Son yıllarda sürekli bulut konuşuyor, her fırsatta buluttan bahsediyoruz. Ancak daha önce de belirttiğim gibi, pratik hayatta “bulut bilişim” kavramının ne olduğu tam belli değil. Daha doğrusu her üretici, servis sağlayıcı ya da müşteri duruma göre bulut kavramına farklı anlamlar katıyor.
Sanılanın aksine, bulut bilişim temel anlamda teknoloji değil, müşteri odaklı bir model.
Ancak maalesef BT şirketleri tarafından bakıldığında bulut bilişim kavramının hala bir teknoloji çözümü olduğu inanışı yaygın.
Geleneksel BT kültürümüzde BT ekibinin şirketindeki BT standartlarını koyduğu, BT ekibinin operasyonel anlamda mükemmelliğinin hedeflendiği, ekiplerin teknoloji çözümlerine göre organize olduğu (Unix Sistemleri, Microsoft Sunucuları bölümü gibi), BT biriminin teknoloji çözümlerine odaklanıp, projeleri şirket içinde kendisi geliştirmeye alışmış bir kültürden geliyoruz.
Öte yandan bulut bilişim ise, iş birimlerinin BT standartlarını koyduğu, müşteri memnuniyeti anlamında mükemmeliği hedefleyen, müşteri tipine / ihtiyacına göre organize olmuş, teknolojinin işe kattığı değere odaklı, mümkün oldukça dışkaynak kullanan bir yapı ile başarılı olacak bir kavram.
İş ihtiyaçlarına göre BT çözümleri geliştirmek, teknolojiye gerektiği kadar yatırım yapmak, mümkün olduğunca basit çözümler geliştirmek, uzun soluklu büyük projeler yerine, basit, nokta atışı bilişim sistemlerini devreye almak, işe hızlı hizmet etmek yaklaşımları bulut bilişimin üstüne oturduğu temeller.

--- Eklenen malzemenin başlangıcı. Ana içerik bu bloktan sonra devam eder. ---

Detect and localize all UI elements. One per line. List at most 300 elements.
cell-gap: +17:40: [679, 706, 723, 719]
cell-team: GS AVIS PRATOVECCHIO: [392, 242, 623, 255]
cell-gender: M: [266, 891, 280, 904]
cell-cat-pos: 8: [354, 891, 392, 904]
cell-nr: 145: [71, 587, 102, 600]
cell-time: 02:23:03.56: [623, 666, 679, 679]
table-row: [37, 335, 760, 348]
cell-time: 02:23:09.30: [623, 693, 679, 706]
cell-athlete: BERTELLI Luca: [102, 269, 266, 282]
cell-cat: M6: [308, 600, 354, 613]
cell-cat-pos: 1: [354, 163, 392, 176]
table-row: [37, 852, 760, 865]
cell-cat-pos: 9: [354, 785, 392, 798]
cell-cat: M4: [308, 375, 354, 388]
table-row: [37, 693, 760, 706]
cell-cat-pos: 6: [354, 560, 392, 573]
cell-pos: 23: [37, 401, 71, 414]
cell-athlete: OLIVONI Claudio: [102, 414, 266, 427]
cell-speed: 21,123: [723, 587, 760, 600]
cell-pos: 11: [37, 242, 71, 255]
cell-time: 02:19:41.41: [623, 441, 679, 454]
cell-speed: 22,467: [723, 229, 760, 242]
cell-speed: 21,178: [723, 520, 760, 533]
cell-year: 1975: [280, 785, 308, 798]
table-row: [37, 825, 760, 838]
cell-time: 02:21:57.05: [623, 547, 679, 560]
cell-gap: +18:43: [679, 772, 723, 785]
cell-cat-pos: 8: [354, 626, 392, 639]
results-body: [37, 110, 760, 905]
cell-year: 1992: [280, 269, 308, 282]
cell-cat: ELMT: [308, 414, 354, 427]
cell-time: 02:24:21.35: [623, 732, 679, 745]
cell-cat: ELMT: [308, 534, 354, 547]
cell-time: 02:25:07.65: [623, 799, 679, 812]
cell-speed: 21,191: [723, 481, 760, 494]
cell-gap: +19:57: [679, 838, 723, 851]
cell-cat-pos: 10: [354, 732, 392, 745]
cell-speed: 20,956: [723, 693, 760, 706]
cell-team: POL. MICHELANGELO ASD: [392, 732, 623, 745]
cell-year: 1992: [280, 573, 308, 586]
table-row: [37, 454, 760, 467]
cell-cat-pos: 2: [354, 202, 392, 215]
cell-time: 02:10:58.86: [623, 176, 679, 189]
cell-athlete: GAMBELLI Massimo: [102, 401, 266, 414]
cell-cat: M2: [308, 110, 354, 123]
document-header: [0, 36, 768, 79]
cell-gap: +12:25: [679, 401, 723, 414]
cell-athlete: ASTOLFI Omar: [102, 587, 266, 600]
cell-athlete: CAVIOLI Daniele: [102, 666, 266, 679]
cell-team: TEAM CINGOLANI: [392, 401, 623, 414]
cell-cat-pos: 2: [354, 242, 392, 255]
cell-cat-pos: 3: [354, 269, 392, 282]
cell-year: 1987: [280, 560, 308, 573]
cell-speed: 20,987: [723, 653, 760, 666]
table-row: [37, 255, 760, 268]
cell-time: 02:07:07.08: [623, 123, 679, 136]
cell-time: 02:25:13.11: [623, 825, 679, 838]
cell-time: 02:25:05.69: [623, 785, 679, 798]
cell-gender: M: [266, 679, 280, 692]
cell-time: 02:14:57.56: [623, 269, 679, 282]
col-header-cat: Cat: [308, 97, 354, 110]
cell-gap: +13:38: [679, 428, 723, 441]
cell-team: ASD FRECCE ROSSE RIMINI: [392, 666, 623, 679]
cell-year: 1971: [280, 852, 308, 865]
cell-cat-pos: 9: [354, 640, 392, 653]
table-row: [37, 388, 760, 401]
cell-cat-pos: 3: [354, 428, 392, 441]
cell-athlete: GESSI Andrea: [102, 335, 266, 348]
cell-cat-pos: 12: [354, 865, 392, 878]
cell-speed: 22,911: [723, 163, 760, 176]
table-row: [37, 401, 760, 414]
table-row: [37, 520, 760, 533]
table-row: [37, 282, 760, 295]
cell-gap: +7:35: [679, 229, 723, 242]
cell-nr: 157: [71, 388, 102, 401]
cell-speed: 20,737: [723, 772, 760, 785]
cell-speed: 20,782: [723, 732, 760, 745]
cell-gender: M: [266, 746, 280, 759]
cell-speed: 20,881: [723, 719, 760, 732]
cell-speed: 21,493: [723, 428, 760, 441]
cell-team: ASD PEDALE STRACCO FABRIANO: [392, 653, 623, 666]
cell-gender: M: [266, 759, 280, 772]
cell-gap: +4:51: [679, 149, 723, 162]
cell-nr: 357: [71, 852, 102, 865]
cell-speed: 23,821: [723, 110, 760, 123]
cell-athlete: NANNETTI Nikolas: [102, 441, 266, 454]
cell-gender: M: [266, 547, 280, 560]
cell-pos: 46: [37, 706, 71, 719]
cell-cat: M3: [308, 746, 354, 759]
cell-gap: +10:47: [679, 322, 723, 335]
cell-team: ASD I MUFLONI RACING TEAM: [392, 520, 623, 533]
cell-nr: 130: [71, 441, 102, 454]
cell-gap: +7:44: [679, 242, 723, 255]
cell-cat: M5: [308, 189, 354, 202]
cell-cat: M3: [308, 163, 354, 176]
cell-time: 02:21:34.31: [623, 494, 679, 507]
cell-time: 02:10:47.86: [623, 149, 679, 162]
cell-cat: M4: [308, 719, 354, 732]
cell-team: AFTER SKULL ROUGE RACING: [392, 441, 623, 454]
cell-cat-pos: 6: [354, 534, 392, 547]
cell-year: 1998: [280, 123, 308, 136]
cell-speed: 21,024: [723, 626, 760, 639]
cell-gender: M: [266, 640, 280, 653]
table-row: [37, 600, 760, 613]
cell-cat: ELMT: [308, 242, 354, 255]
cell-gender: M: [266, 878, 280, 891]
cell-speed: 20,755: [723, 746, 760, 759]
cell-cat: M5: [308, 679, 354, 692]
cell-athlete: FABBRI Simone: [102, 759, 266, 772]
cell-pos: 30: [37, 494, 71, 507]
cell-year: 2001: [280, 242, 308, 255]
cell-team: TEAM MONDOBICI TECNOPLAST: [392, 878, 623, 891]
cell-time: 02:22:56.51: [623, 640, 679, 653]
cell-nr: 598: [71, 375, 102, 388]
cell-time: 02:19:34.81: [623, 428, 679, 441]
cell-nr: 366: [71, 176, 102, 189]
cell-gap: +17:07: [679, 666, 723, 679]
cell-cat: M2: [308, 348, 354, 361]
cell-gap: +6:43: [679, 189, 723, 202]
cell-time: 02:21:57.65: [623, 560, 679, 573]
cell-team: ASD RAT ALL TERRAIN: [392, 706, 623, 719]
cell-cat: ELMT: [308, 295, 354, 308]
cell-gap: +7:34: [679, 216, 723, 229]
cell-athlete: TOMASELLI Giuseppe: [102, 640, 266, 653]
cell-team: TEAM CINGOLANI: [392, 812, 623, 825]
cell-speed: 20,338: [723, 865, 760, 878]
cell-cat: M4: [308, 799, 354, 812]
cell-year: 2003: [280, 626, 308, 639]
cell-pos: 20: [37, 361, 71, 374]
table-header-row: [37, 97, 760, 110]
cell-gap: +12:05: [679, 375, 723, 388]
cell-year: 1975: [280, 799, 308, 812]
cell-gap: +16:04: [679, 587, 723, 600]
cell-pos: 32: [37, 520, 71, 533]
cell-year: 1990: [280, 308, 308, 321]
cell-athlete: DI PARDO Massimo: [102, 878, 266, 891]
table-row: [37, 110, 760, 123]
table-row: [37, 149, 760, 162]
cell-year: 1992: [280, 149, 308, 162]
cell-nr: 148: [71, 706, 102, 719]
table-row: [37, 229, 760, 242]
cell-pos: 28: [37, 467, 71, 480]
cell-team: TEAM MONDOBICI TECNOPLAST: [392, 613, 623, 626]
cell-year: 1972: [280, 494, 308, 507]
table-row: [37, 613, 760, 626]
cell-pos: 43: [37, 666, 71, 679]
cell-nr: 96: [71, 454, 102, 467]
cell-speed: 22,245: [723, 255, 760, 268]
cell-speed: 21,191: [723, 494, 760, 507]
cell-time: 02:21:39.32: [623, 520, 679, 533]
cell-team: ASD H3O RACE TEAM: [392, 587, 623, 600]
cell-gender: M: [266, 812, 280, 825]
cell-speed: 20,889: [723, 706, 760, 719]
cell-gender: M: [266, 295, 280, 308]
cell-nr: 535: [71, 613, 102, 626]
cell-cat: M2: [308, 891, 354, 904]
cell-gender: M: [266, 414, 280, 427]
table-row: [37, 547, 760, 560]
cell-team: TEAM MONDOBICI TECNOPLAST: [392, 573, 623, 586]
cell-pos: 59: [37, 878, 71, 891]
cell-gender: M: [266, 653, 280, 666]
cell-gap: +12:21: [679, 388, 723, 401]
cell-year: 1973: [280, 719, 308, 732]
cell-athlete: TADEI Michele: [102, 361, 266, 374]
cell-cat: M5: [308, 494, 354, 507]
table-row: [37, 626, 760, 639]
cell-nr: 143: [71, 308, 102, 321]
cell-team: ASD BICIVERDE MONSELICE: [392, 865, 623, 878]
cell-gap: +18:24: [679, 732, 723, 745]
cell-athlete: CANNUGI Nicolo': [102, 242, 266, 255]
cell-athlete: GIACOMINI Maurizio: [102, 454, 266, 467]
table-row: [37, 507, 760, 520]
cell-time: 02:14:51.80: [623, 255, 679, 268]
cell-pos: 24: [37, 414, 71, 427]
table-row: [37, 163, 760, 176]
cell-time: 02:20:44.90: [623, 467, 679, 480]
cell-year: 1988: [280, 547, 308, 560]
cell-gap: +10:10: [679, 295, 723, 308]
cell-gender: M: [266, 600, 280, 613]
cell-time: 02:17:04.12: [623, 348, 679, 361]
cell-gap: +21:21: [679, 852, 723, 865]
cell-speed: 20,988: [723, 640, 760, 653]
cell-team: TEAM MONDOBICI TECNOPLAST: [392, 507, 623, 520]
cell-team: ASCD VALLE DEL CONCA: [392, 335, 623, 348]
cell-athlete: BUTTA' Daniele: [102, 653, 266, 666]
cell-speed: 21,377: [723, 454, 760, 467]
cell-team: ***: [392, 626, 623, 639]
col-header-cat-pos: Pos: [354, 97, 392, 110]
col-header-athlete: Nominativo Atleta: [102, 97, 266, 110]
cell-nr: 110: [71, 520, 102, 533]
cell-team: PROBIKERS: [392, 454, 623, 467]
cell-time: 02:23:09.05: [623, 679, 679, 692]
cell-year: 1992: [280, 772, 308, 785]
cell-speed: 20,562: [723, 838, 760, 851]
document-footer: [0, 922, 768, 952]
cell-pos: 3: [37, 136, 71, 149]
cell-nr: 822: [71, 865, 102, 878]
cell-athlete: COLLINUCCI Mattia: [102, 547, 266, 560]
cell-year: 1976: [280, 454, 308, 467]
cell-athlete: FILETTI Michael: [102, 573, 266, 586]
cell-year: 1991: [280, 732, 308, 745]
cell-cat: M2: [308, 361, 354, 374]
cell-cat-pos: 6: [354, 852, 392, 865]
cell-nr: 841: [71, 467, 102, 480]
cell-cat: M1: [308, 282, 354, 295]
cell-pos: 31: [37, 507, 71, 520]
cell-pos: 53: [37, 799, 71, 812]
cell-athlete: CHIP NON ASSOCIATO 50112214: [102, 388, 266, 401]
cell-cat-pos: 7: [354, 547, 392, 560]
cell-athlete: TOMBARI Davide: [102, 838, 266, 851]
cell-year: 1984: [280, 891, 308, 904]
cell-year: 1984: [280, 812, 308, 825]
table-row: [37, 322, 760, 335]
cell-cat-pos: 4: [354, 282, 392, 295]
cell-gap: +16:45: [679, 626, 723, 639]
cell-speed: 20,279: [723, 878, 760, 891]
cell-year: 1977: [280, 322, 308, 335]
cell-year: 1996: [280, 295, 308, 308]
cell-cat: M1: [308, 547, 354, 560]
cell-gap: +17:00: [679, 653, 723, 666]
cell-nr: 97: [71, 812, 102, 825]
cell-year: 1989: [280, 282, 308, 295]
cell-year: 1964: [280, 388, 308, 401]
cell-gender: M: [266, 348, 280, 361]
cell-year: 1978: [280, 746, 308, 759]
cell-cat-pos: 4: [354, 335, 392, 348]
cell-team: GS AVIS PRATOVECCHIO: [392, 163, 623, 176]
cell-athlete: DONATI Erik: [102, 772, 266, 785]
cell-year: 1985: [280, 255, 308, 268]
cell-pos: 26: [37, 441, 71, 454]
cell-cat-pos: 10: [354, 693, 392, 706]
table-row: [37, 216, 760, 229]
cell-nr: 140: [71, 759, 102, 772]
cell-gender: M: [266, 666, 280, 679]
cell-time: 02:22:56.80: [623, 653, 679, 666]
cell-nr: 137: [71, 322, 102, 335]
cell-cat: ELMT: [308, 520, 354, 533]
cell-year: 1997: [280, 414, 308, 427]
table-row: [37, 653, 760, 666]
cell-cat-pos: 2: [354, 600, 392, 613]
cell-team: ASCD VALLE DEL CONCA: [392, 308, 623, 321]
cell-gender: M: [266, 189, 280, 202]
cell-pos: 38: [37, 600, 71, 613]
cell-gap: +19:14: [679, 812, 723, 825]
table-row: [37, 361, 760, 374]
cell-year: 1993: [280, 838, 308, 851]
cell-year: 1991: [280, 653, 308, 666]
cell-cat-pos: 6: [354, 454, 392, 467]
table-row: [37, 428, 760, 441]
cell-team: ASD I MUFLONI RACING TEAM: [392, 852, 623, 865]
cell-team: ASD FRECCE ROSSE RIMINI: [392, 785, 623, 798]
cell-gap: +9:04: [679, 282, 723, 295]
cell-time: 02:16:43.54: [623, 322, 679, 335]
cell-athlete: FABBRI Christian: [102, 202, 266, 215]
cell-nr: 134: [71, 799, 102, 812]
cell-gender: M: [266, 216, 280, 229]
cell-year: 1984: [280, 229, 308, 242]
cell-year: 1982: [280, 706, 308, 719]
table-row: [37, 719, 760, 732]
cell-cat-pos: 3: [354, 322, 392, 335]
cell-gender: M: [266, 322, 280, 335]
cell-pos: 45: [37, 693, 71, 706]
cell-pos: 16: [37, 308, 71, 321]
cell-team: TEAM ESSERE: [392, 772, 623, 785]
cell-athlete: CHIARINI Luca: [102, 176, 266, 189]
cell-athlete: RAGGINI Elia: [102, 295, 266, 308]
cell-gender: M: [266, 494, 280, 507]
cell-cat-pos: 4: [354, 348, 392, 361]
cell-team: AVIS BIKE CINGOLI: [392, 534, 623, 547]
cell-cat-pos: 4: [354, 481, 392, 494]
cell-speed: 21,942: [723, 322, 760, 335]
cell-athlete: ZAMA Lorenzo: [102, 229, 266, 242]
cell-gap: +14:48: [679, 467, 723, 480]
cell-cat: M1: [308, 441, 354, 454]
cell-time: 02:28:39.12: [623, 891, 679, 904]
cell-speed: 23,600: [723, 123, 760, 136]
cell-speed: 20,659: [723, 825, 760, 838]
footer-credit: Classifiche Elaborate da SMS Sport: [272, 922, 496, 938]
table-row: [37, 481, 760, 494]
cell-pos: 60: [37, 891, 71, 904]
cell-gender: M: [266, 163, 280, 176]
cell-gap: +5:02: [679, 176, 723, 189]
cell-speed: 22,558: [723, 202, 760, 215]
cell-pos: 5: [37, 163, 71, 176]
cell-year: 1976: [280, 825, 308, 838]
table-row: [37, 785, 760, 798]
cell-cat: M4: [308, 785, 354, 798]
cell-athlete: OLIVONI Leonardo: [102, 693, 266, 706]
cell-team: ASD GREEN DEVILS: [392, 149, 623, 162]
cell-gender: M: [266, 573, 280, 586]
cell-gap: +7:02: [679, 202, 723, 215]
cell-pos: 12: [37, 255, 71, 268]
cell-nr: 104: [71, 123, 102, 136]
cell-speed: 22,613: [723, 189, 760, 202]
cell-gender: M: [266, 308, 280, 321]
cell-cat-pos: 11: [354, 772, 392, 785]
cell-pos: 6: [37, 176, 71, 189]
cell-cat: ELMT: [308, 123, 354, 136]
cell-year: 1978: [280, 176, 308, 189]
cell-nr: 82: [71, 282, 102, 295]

BT bütçesini BT ekibinin değil, iş birimlerinin yaptığı, 2-4 gün süreli çözüm garantili servis anlaşmaları yerine 5-10 dakika çözüm garantili anlaşmaların konuşulduğu, BT hizmetlerini servis kataloğundan seçmek yerine sınırsız sayıda uygulama çözümünün talep edildiği, detaylı fizibilite ve planlamaların yapılması yerine, isteğe bağlı BT kapasitesinin dinamik olarak sunulduğu, desteğini BT ekibinin verdiği sistemler yerine, kendi kendine servis verilen modelleri kullanmaya alıştıkça, kavram kargaşalarının son bulacağını düşünüyorum.